Evidence of Learning

Evidence of Learning report cover

​Over the past several years, a great debate has simmered in higher education about institutional accountability and performance. Efforts to alter federal policy in particular have been flashpoints for often heated, sometimes acrimonious discourse about how colleges and universities might best demonstrate their effectiveness. Accountability, access, and assessment are the buzz words of the day. And while much of the talk has had a decidedly “inside the Beltway” flavor, the discussions have in one way or another affected virtually every institution of higher learning across the country.

In quiet counterpoint to the maelstrom over “policy,” a more measured approach has been at work on the campuses of a select group of colleges and universities. Over the past three years, some 33 liberal arts colleges and universities have been thoughtfully engaged in the challenging work of implementing a practicable way to measure student learning outcomes. These are the members of the Council of Independent Colleges/Collegiate Learning Assessment Consortium (hereafter, the CIC/CLA Consortium, or simply, the Consortium). These institutions have been hard at work using the Collegiate Learning Assessment (CLA) to gauge and improve student learning.

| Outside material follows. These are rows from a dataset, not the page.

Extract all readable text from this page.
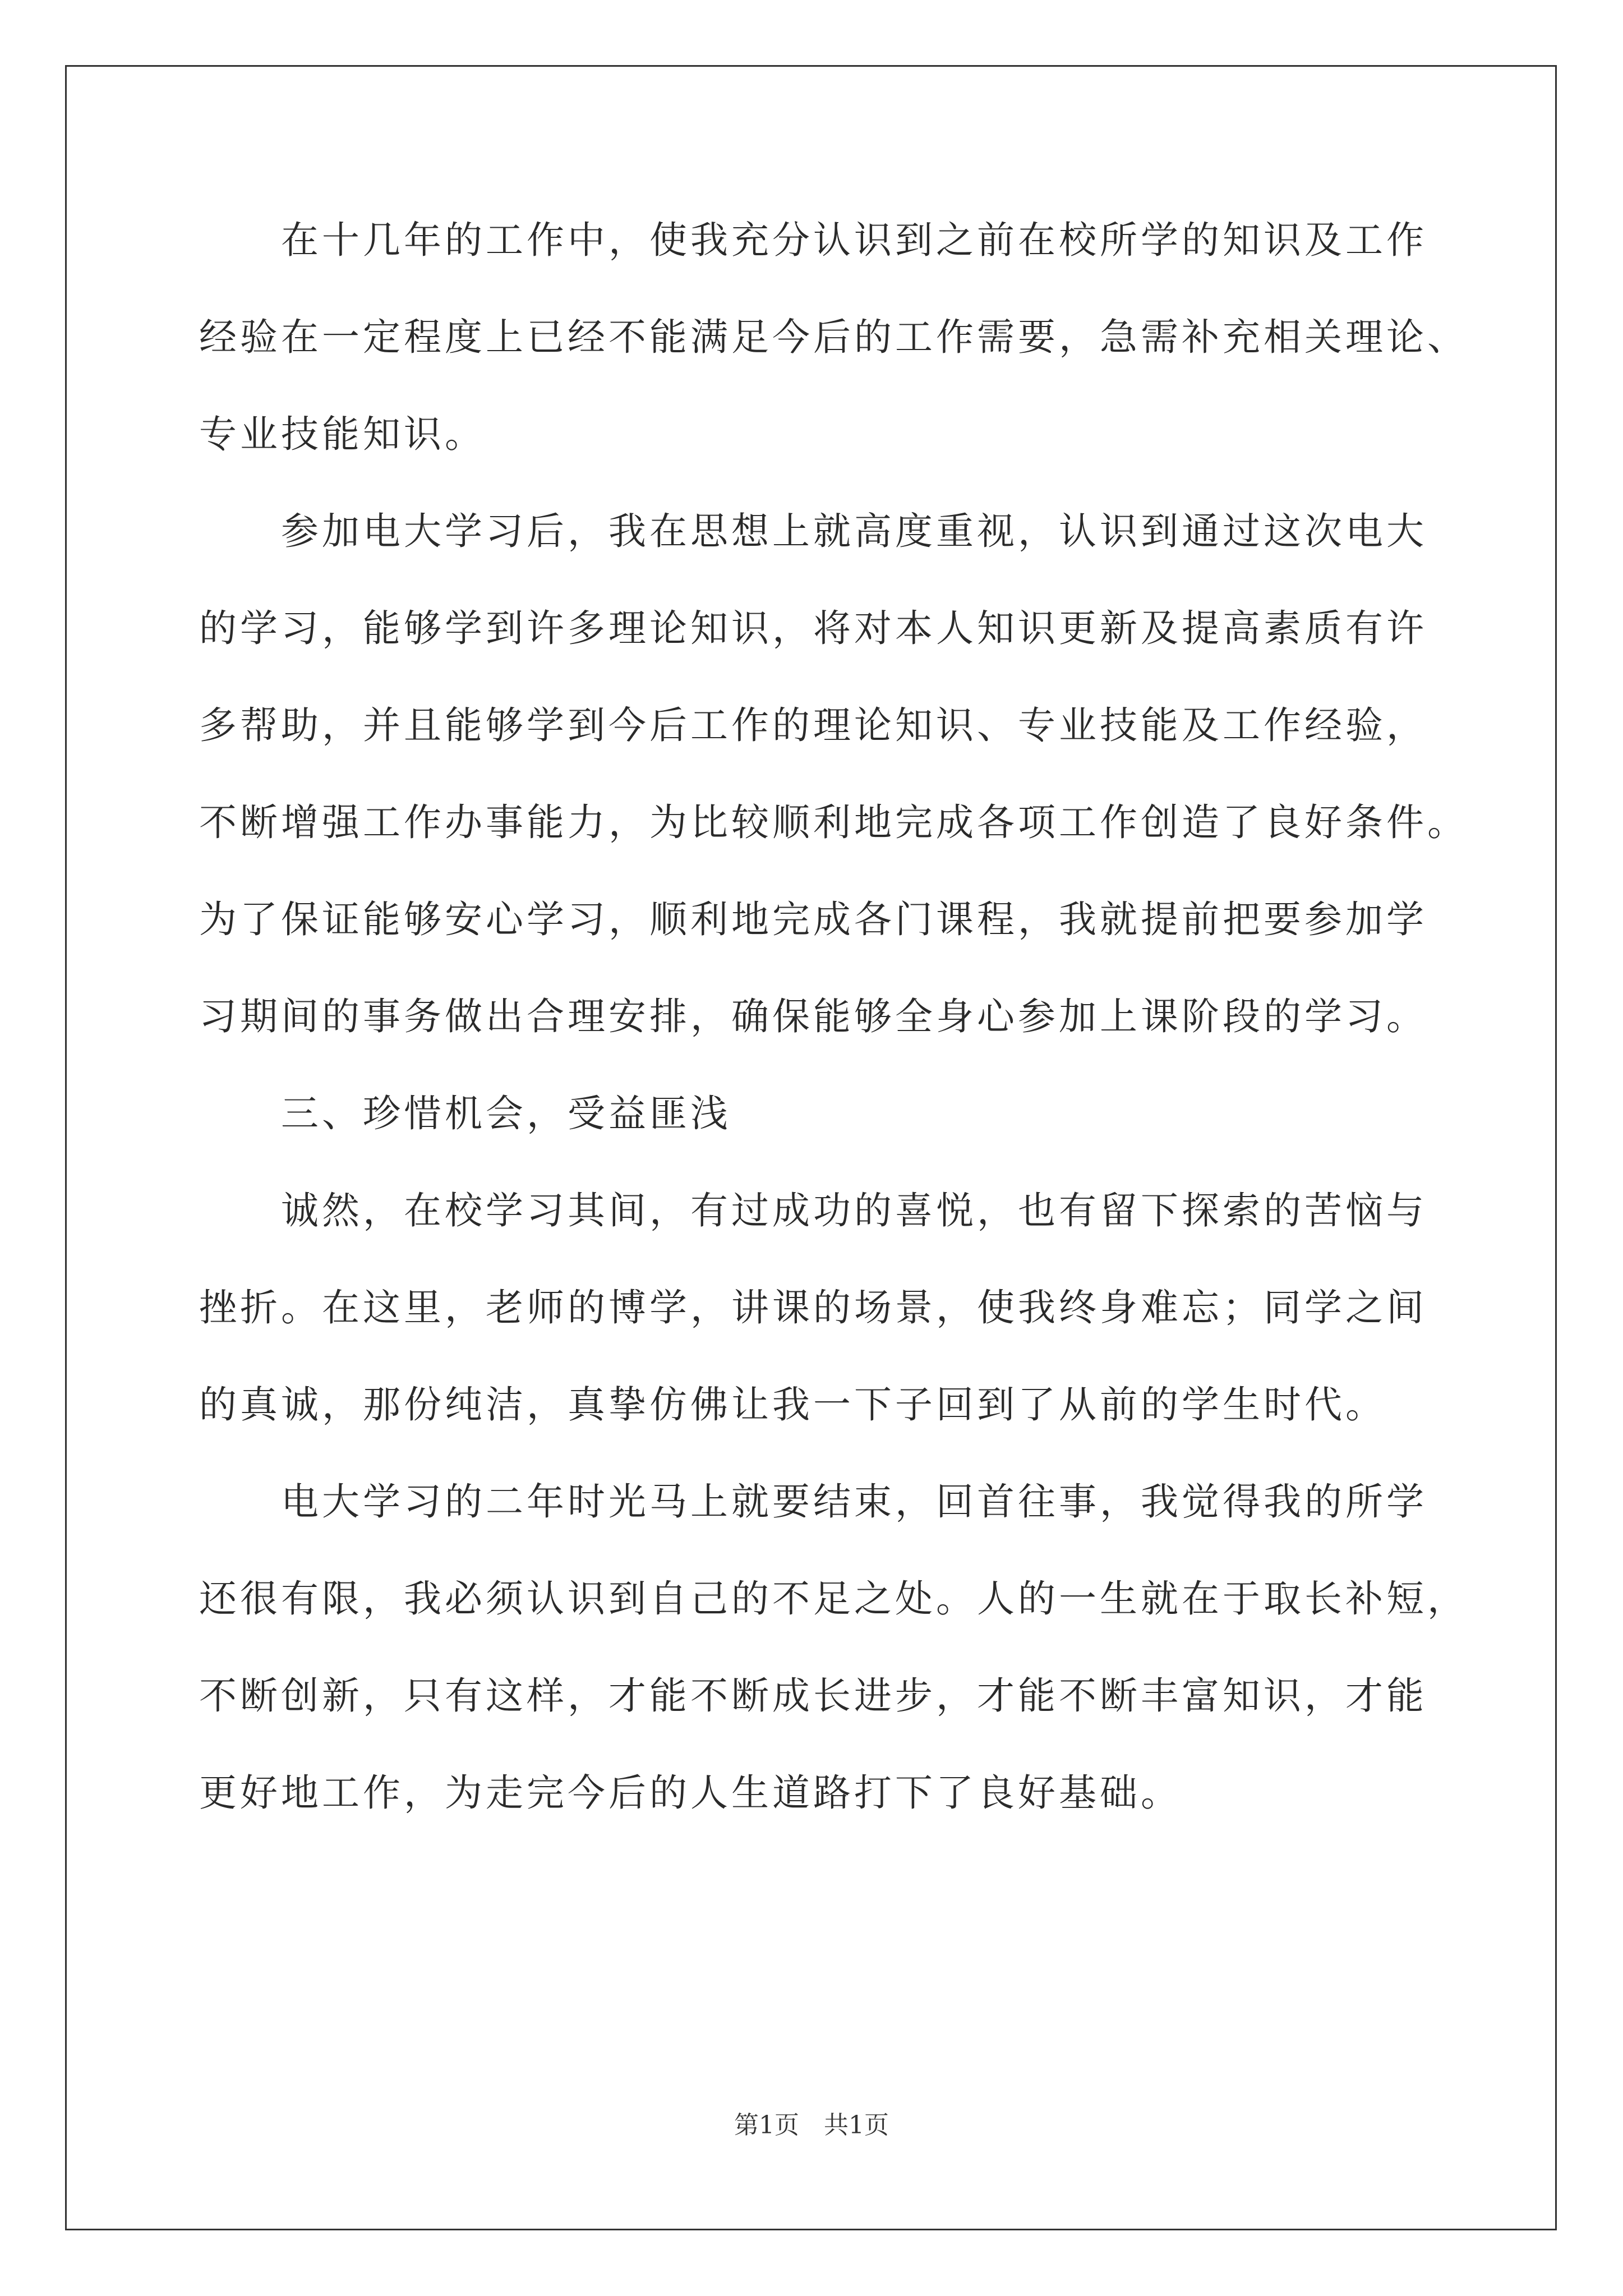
在十几年的工作中，使我充分认识到之前在校所学的知识及工作
经验在一定程度上已经不能满足今后的工作需要，急需补充相关理论、
专业技能知识。
参加电大学习后，我在思想上就高度重视，认识到通过这次电大
的学习，能够学到许多理论知识，将对本人知识更新及提高素质有许
多帮助，并且能够学到今后工作的理论知识、专业技能及工作经验，
不断增强工作办事能力，为比较顺利地完成各项工作创造了良好条件。
为了保证能够安心学习，顺利地完成各门课程，我就提前把要参加学
习期间的事务做出合理安排，确保能够全身心参加上课阶段的学习。
三、珍惜机会，受益匪浅
诚然，在校学习其间，有过成功的喜悦，也有留下探索的苦恼与
挫折。在这里，老师的博学，讲课的场景，使我终身难忘；同学之间
的真诚，那份纯洁，真挚仿佛让我一下子回到了从前的学生时代。
电大学习的二年时光马上就要结束，回首往事，我觉得我的所学
还很有限，我必须认识到自己的不足之处。人的一生就在于取长补短，
不断创新，只有这样，才能不断成长进步，才能不断丰富知识，才能
更好地工作，为走完今后的人生道路打下了良好基础。
第1页　共1页
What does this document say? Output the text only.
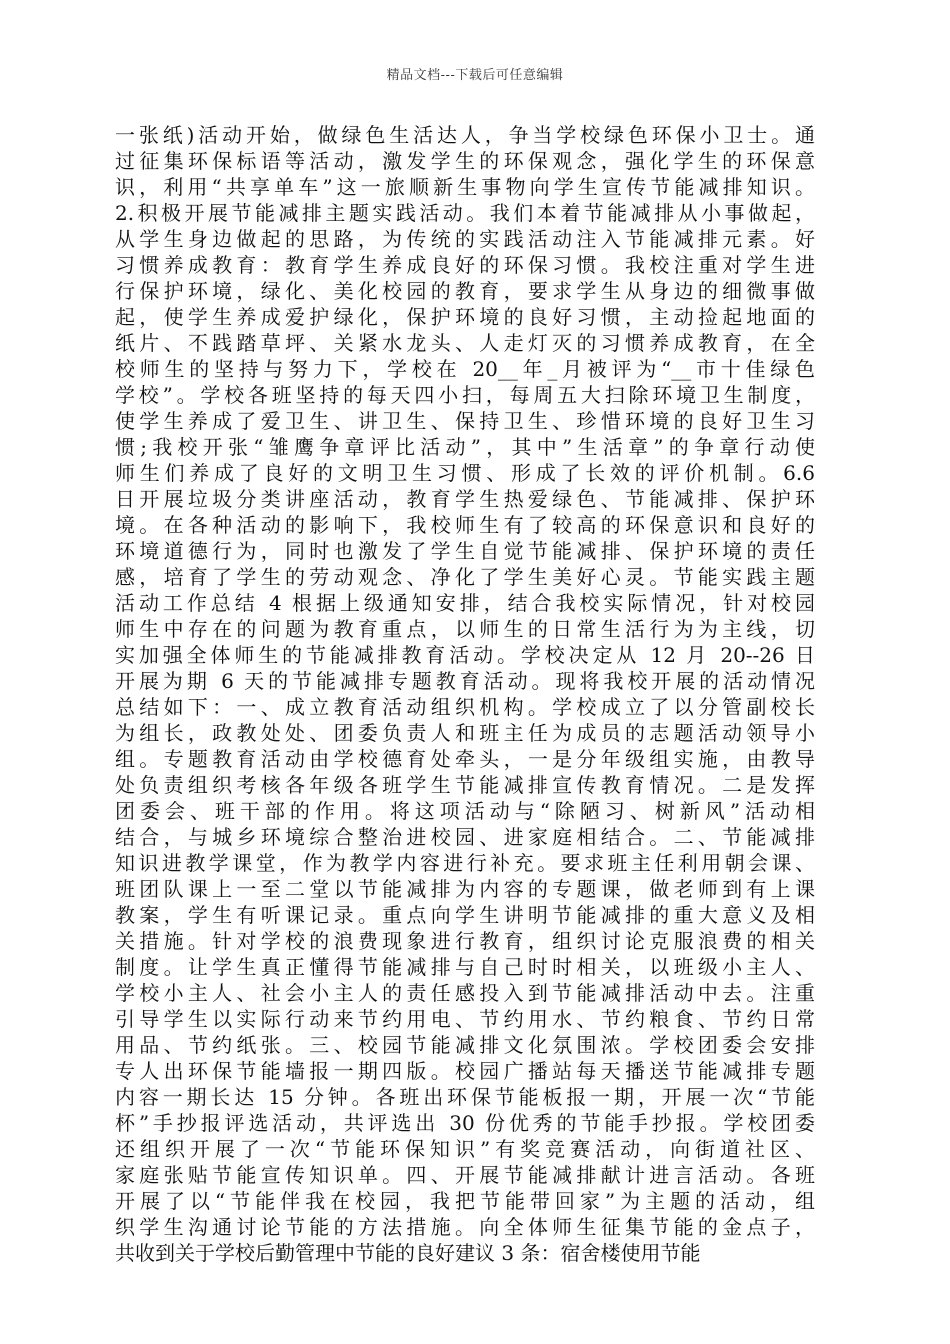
精品文档---下载后可任意编辑
一张纸)活动开始，做绿色生活达人，争当学校绿色环保小卫士。通
过征集环保标语等活动，激发学生的环保观念，强化学生的环保意
识，利用“共享单车”这一旅顺新生事物向学生宣传节能减排知识。
2.积极开展节能减排主题实践活动。我们本着节能减排从小事做起，
从学生身边做起的思路，为传统的实践活动注入节能减排元素。好
习惯养成教育：教育学生养成良好的环保习惯。我校注重对学生进
行保护环境，绿化、美化校园的教育，要求学生从身边的细微事做
起，使学生养成爱护绿化，保护环境的良好习惯，主动捡起地面的
纸片、不践踏草坪、关紧水龙头、人走灯灭的习惯养成教育，在全
校师生的坚持与努力下，学校在 20__年_月被评为“__市十佳绿色
学校”。学校各班坚持的每天四小扫，每周五大扫除环境卫生制度，
使学生养成了爱卫生、讲卫生、保持卫生、珍惜环境的良好卫生习
惯;我校开张“雏鹰争章评比活动”，其中”生活章”的争章行动使
师生们养成了良好的文明卫生习惯、形成了长效的评价机制。6.6
日开展垃圾分类讲座活动，教育学生热爱绿色、节能减排、保护环
境。在各种活动的影响下，我校师生有了较高的环保意识和良好的
环境道德行为，同时也激发了学生自觉节能减排、保护环境的责任
感，培育了学生的劳动观念、净化了学生美好心灵。节能实践主题
活动工作总结 4 根据上级通知安排，结合我校实际情况，针对校园
师生中存在的问题为教育重点，以师生的日常生活行为为主线，切
实加强全体师生的节能减排教育活动。学校决定从 12 月 20--26 日
开展为期 6 天的节能减排专题教育活动。现将我校开展的活动情况
总结如下：一、成立教育活动组织机构。学校成立了以分管副校长
为组长，政教处处、团委负责人和班主任为成员的志题活动领导小
组。专题教育活动由学校德育处牵头，一是分年级组实施，由教导
处负责组织考核各年级各班学生节能减排宣传教育情况。二是发挥
团委会、班干部的作用。将这项活动与“除陋习、树新风”活动相
结合，与城乡环境综合整治进校园、进家庭相结合。二、节能减排
知识进教学课堂，作为教学内容进行补充。要求班主任利用朝会课、
班团队课上一至二堂以节能减排为内容的专题课，做老师到有上课
教案，学生有听课记录。重点向学生讲明节能减排的重大意义及相
关措施。针对学校的浪费现象进行教育，组织讨论克服浪费的相关
制度。让学生真正懂得节能减排与自己时时相关，以班级小主人、
学校小主人、社会小主人的责任感投入到节能减排活动中去。注重
引导学生以实际行动来节约用电、节约用水、节约粮食、节约日常
用品、节约纸张。三、校园节能减排文化氛围浓。学校团委会安排
专人出环保节能墙报一期四版。校园广播站每天播送节能减排专题
内容一期长达 15 分钟。各班出环保节能板报一期，开展一次“节能
杯”手抄报评选活动，共评选出 30 份优秀的节能手抄报。学校团委
还组织开展了一次“节能环保知识”有奖竞赛活动，向街道社区、
家庭张贴节能宣传知识单。四、开展节能减排献计进言活动。各班
开展了以“节能伴我在校园，我把节能带回家”为主题的活动，组
织学生沟通讨论节能的方法措施。向全体师生征集节能的金点子，
共收到关于学校后勤管理中节能的良好建议 3 条：宿舍楼使用节能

The CIC/CLA Consortium has been an incubator of sorts, a place where hypotheses have been developed, tested, and challenged, out of which have come practices which in turn have been scrutinized and, if appropriate, adopted. Through their perseverance, the members of the Consortium have begun to demonstrate that the CLA is an effective, helpful, and meaningful tool to measure how the college experience helps students develop such higher order skills as thinking critically, reasoning analytically, solving problems, and writing effectively. In short, they demonstrate through practice that the CLA is an appropriate means to assess an institution’s “value-added” contribution to learning over the course of a student’s undergraduate education.